Wednesday, July 20, 2022

Things

There are so many things in the world: houses, tables, dishes, lovingly-built model cars, electric vehicles, watercolor and pen sketches, boots, journals written in almost daily, hubcaps, mirrors, public artworks, tanks, surface-to-air missiles, socks and underwear, bathing suits, and on and on and on and on.

Probably most of what’s most admirable about human beings is the things that we’ve made, especially works of art and devotional structures like churches, synagogues, and sports stadiums.  But it’s all too much, isn’t it?  

Every tangible item that human beings have created, from a washer to washing machine or a pencil point to the ceiling of the Sistine Chapel, is the natural world converted to artifact.  All the wealth you see, whether riding your bike through the toniest neighborhood in your fair city or standing awestruck beneath that Sistine Chapel ceiling, is Mother Nature turned into money.

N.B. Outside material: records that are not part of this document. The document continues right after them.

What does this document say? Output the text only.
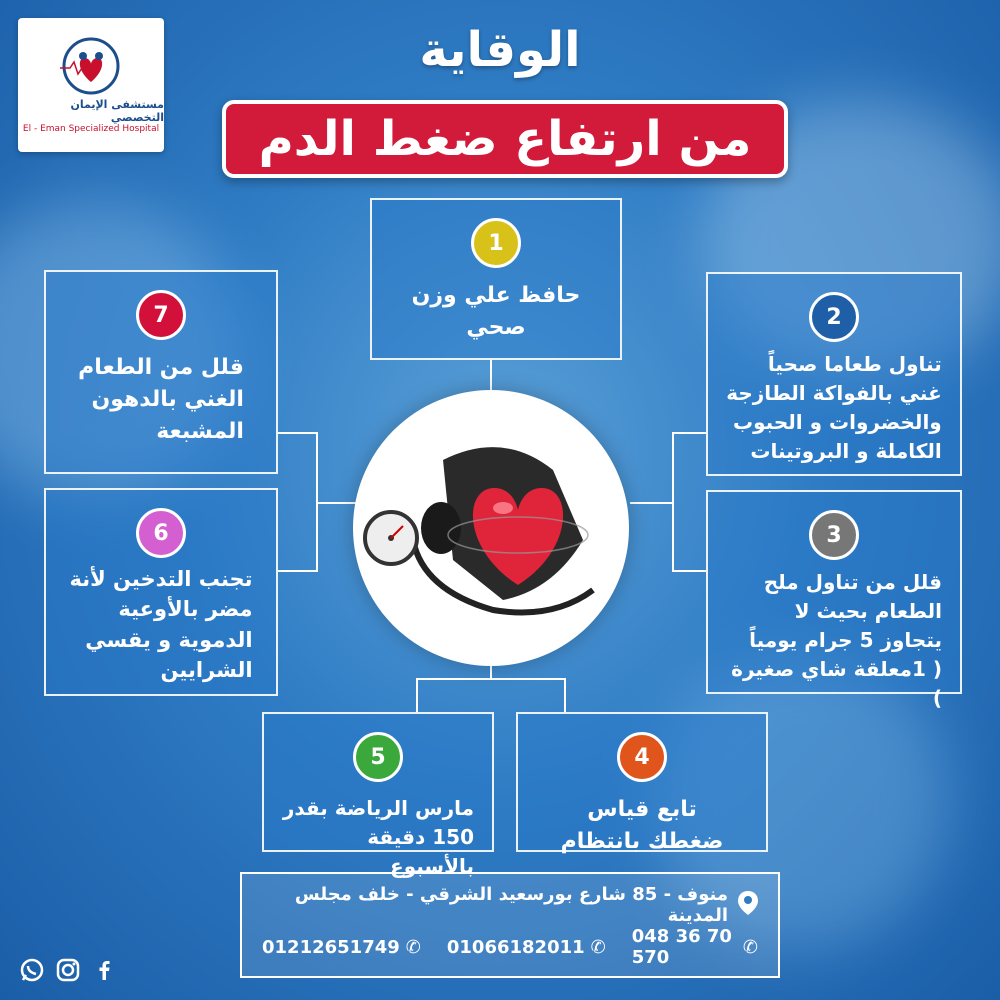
مستشفى الإيمان التخصصي
El - Eman Specialized Hospital
الوقاية
من ارتفاع ضغط الدم
1
حافظ علي وزن
صحي	2
تناول طعاما صحياً
غني بالفواكة الطازجة
والخضروات و الحبوب
الكاملة و البروتينات
3
قلل من تناول ملح
الطعام بحيث لا
يتجاوز 5 جرام يومياً
( 1معلقة شاي صغيرة )
4
تابع قياس
ضغطك بانتظام
5
مارس الرياضة بقدر
150 دقيقة بالأسبوع
6
تجنب التدخين لأنة
مضر بالأوعية
الدموية و يقسي
الشرايين
7
قلل من الطعام
الغني بالدهون
المشبعة
منوف - 85 شارع بورسعيد الشرقي - خلف مجلس المدينة
048 36 70 570	✆
01066182011 ✆
01212651749 ✆
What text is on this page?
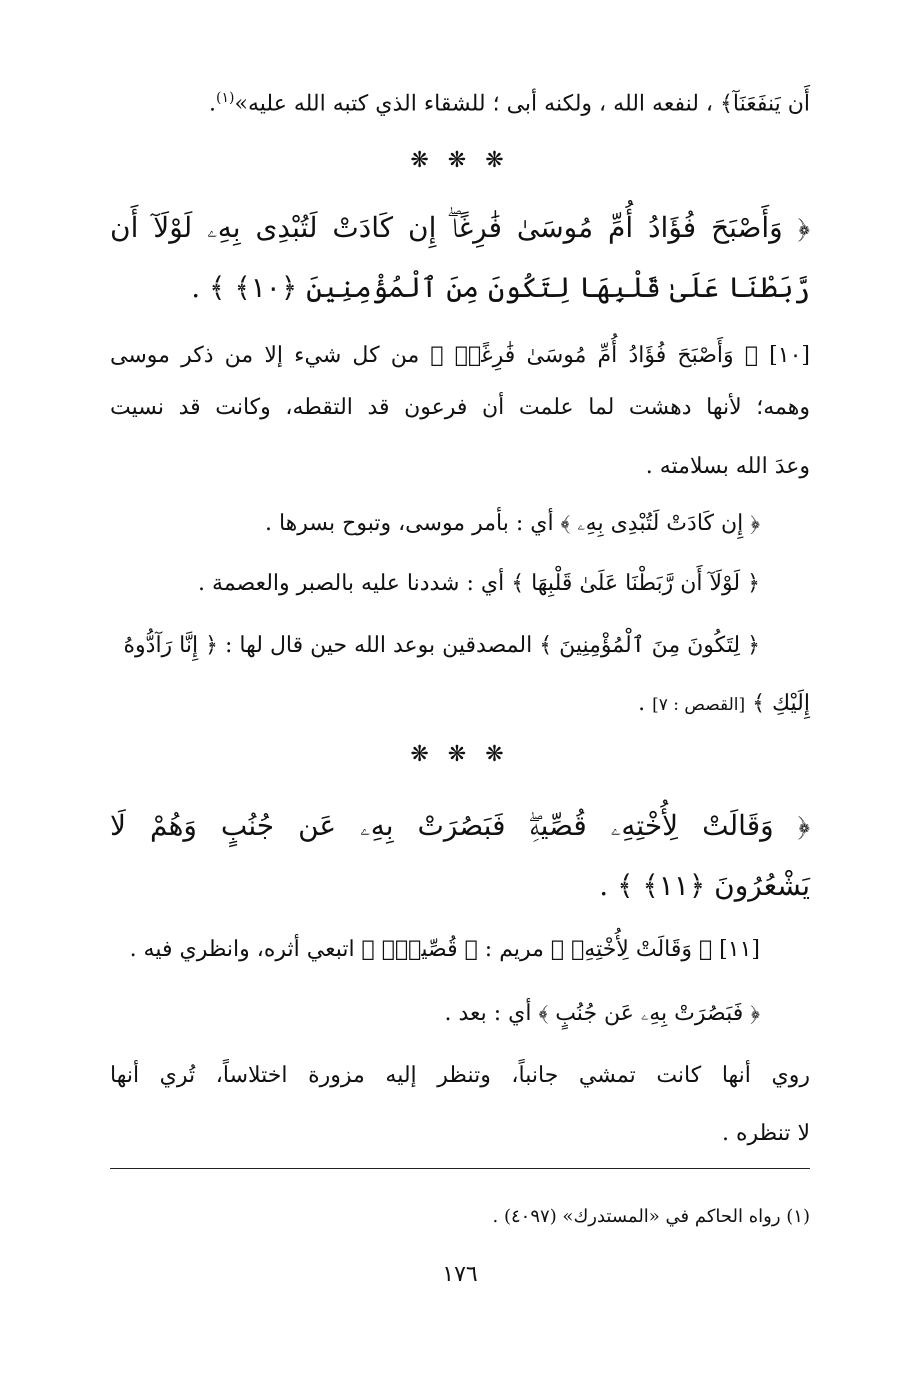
أَن يَنفَعَنَآ﴾ ، لنفعه الله ، ولكنه أبى ؛ للشقاء الذي كتبه الله عليه»$^{(١)}$.
❋ ❋ ❋
﴿ وَأَصْبَحَ فُؤَادُ أُمِّ مُوسَىٰ فَٰرِغًاۖ إِن كَادَتْ لَتُبْدِى بِهِۦ لَوْلَآ أَن
رَّبَطْنَا عَلَىٰ قَلْبِهَا لِتَكُونَ مِنَ ٱلْمُؤْمِنِينَ ﴿١٠﴾ ﴾ .
[١٠] ﴿ وَأَصْبَحَ فُؤَادُ أُمِّ مُوسَىٰ فَٰرِغًاۖ ﴾ من كل شيء إلا من ذكر موسى
وهمه؛ لأنها دهشت لما علمت أن فرعون قد التقطه، وكانت قد نسيت
وعدَ الله بسلامته .
﴿ إِن كَادَتْ لَتُبْدِى بِهِۦ ﴾ أي : بأمر موسى، وتبوح بسرها .
﴿ لَوْلَآ أَن رَّبَطْنَا عَلَىٰ قَلْبِهَا ﴾ أي : شددنا عليه بالصبر والعصمة .
﴿ لِتَكُونَ مِنَ ٱلْمُؤْمِنِينَ ﴾ المصدقين بوعد الله حين قال لها : ﴿ إِنَّا رَآدُّوهُ
إِلَيْكِ ﴾ [القصص : ٧] .
❋ ❋ ❋
﴿ وَقَالَتْ لِأُخْتِهِۦ قُصِّيهِۖ فَبَصُرَتْ بِهِۦ عَن جُنُبٍ وَهُمْ لَا
يَشْعُرُونَ ﴿١١﴾ ﴾ .
[١١] ﴿ وَقَالَتْ لِأُخْتِهِۦ ﴾ مريم : ﴿ قُصِّيهِۖ ﴾ اتبعي أثره، وانظري فيه .
﴿ فَبَصُرَتْ بِهِۦ عَن جُنُبٍ ﴾ أي : بعد .
روي أنها كانت تمشي جانباً، وتنظر إليه مزورة اختلاساً، تُري أنها
لا تنظره .
(١) رواه الحاكم في «المستدرك» (٤٠٩٧) .
١٧٦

Remarkable to be sure, but it makes you want to just stop—and stop making anything ever again.

Another successful city dump run earlier this week, but that only scratches the surface of all that’s accumulated and doesn’t even begin to take on the hard choices like what to do with all the handmade stuff, the stuff that contains memories of your own and your loved one’s creative activities.  

Like what IS going be the fate of all those journals, birthday cards, and, for that matter, lovingly-built model cars?

If everyone stopped making things today, there would still be centuries of things remaining and while I seem to recall Elizabeth Kolbert writing that our entire civilization, in the strata of the geologic record, will, in hundreds of millions of years, be no thicker than a postage stamp, that’s still, in the next decade or two, on overwhelming amount of stuff to deal with and an even more daunting number of decisions to make.

So, I guess I’ll stick to the electronic written word: takes up no physical space and so easy to delete!